I wouldn't say growth is near non-existent even at high civilization levels, since all your zones will consistently be growing at speeds varying with fertility; say rather that managing that growth, ensuring that the extra population per turn ends up doing what you want is the challenge.
I got a city of 109.000.
Civilisation Level 17
Growth is 500/turn. That only covers my recruitment.
Most cities will be loosing population, if you try to recruit 500.
As they should.
I think I see where our disconnect arises. I see 500 growth/turn from a population of 109000 and think, "my, that's high growth", based on the idea that the game tries to do a good simulation of population growth, and you think, "my, that's low growth" for some reason best know to you. Possibly because the default starting value for recruitment in the capital is 500? Possibly for some other reason - you tell me.
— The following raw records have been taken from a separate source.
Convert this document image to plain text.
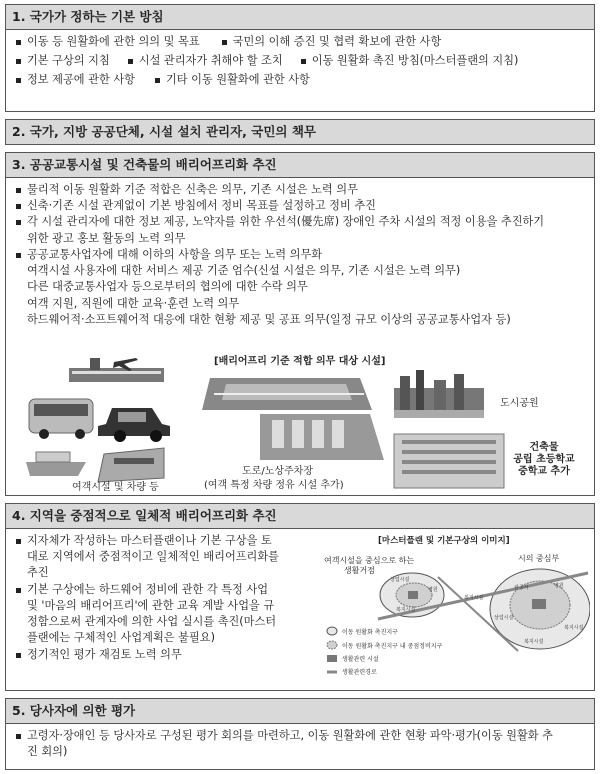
1. 국가가 정하는 기본 방침
이동 등 원활화에 관한 의의 및 목표	국민의 이해 증진 및 협력 확보에 관한 사항
기본 구상의 지침	시설 관리자가 취해야 할 조치	이동 원활화 촉진 방침(마스터플랜의 지침)
정보 제공에 관한 사항	기타 이동 원활화에 관한 사항
2. 국가, 지방 공공단체, 시설 설치 관리자, 국민의 책무
3. 공공교통시설 및 건축물의 배리어프리화 추진
물리적 이동 원활화 기준 적합은 신축은 의무, 기존 시설은 노력 의무
신축·기존 시설 관계없이 기본 방침에서 정비 목표를 설정하고 정비 추진
각 시설 관리자에 대한 정보 제공, 노약자를 위한 우선석(優先席) 장애인 주차 시설의 적정 이용을 추진하기
위한 광고 홍보 활동의 노력 의무
공공교통사업자에 대해 이하의 사항을 의무 또는 노력 의무화
여객시설 사용자에 대한 서비스 제공 기준 엄수(신설 시설은 의무, 기존 시설은 노력 의무)
다른 대중교통사업자 등으로부터의 협의에 대한 수락 의무
여객 지원, 직원에 대한 교육·훈련 노력 의무
하드웨어적·소프트웨어적 대응에 대한 현황 제공 및 공표 의무(일정 규모 이상의 공공교통사업자 등)
여객시설 및 차량 등
[배리어프리 기준 적합 의무 대상 시설]
도로/노상주차장
(여객 특정 차량 정유 시설 추가)
도시공원
건축물
공립 초등학교
중학교 추가
4. 지역을 중점적으로 일체적 배리어프리화 추진
지자체가 작성하는 마스터플랜이나 기본 구상을 토
대로 지역에서 중점적이고 일체적인 배리어프리화를
추진
기본 구상에는 하드웨어 정비에 관한 각 특정 사업
및 '마음의 배리어프리'에 관한 교육 계발 사업을 규
정함으로써 관계자에 의한 사업 실시를 촉진(마스터
플랜에는 구체적인 사업계획은 불필요)
정기적인 평가 재검토 노력 의무
[마스터플랜 및 기본구상의 이미지]
여객시설을 중심으로 하는
생활거점
시의 중심부
상업시설
병원
복지시설
복지시설
상업시설
병원
관공서
복지시설
복지시설
이동 원활화 촉진지구
이동 원활화 촉진지구 내 중점정비지구
생활관련 시설
생활관련경로
5. 당사자에 의한 평가
고령자·장애인 등 당사자로 구성된 평가 회의를 마련하고, 이동 원활화에 관한 현황 파악·평가(이동 원활화 추
진 회의)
The reason for my thinking is this. In-game turns are 2 Earth months each. 500 growth/turn is 3000 growth/year. For a population of 109000, that is a 2.8% population growth rate. That's HUGE - population doubles every 25 years - but certainly within the historically possible.
For comparison with current Earth conditions, that would put it in the company of the most terrible places to live.
Countries that are utter failures of governance, where people live short and desperate lives and effectively have only their family, possibly extended family, as social security net, are the ones that see native growth rates that high. (Here discounting countries that have high growth through immigration since you were talking native population growth.)
Yet you are getting it in a highly civilized future society that while it falls short of the utopian civilization once present on that planet is undoubtedly better than that of these countries in the present. (If nothing else, yours will probably have near-full employment and high QOL in most or all categories) If anything, the growth rate in-game may be a bit too high - but concessions must be made to playability and game balancing.
Since the game started out doing a detailed planet creation, I expected as much attention had been paid to population management and showing the devastating impact prolonged warfare has on population figures, making the player husband his manpower and have to make serious tradeoffs between employing people in the military and as workers, and I was pleased that that's exactly what I got.
Which is why when starting the game I happily set the target of recruiting 5000 per turn to rapidly build the manpower to be able to overwhelm one or two minors or one adjacent major in extremely short order, though in practice it is usually 1800 to 2000 people attracted to the military per turn unless there are huge numbers of free folk present, I just set it high enough to take anybody who wants to join - but later set the recruitment target in each zone to either zero or a trickle of a few hundred, when not urgently needing to build more manpower, where I issue new mass recruitment orders for the duration.
500 per turn? That's a recruitment target that holds no meaning at all to be something to aspire to - it is merely the starting default to ensure you get some manpower to play with even if you don't issue orders to your local governor.